C57BL/6 mice were i.v.-injected with Evans Blue (EB; Sigma) in PBS at a concentration of 25 mg/kg body weight 14 h after ALI induction [54]. One hour later, the mice were euthanized via an i.p. injection of Ketamin and Xylariem. As soon as the reflexes of the mice were no longer observed, the thoracic cavity was opened and an injection needle inserted into the right ventricle. The left atrium was punctured and 20 mL of ice-cold PBS/ 5 mM EDTA was flushed through the cardiovascular system. The lung was dissected and weighed, and 4 mL formamid per g of lung tissue was added. After incubation at 60 °C overnight, the samples were centrifuged at 5.000× g for 30 min at room temperature and the supernatant was collected. The absorbance was measured at 620 and 740 nm using a microplate reader and the concentration of EB in the lung was calculated using a standard curve and the following formula: E₆₂₀ = E₆₂₀ − (1.426 × E₇₄₀ + 0.03).

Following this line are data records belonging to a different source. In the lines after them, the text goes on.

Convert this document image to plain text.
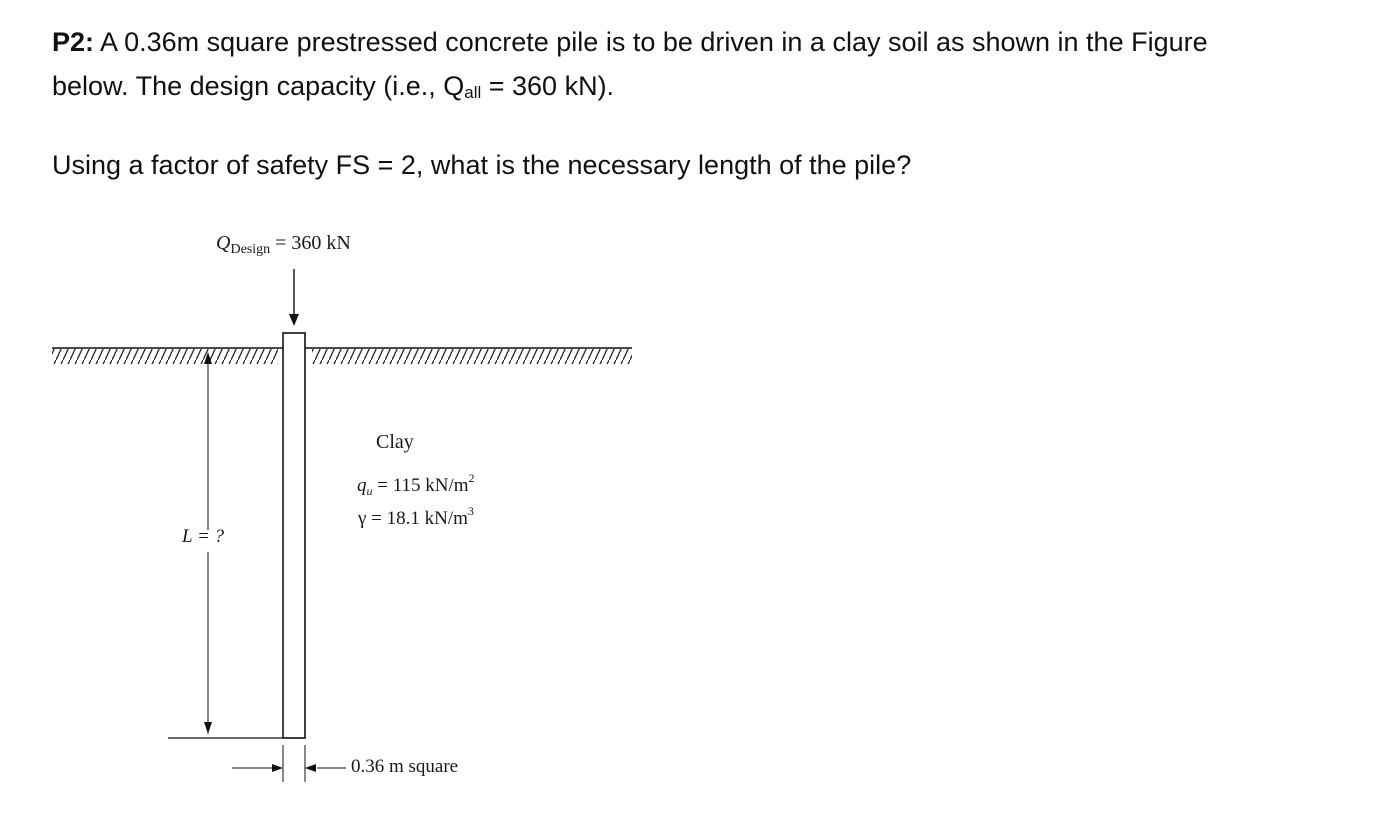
P2: A 0.36m square prestressed concrete pile is to be driven in a clay soil as shown in the Figure
below. The design capacity (i.e., Qall = 360 kN).

Using a factor of safety FS = 2, what is the necessary length of the pile?

$Q_{Design} = 360$ kN
L = ?
Clay
$q_u = 115$ $kN/m^2$
γ = 18.1 $kN/m^3$
0.36 m square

4.7. Nanoparticle Synthesis and Characterization

IOH-NPs with the chemical composition [ZrO]²⁺[(BMP)₀.₉(FMN)₀.₁]^2– (designated BNPs) were prepared as previously described [33], and redispersed at a concentration of 2.8 mg/mL in H₂O. The synthesis and characterization of BNPs are summarized in Supplementary Figure S1 and Supplementary Information SI1.

4.8. Statistical Analysis

All data were analyzed via an unpaired one-way ANOVA, followed by the Newman–Keuls multiple-comparison test. Analyses were performed using GraphPad Prism^® software, version 9 (San Diego, CA, USA). Data are depicted as scatter dots plots, dot–box plots or box plots, with the mean ± SEM indicated in each graph. Levels of significance: n.s.: p > 0.05; *: p < 0.05; **: p < 0.01; ***: p < 0.001.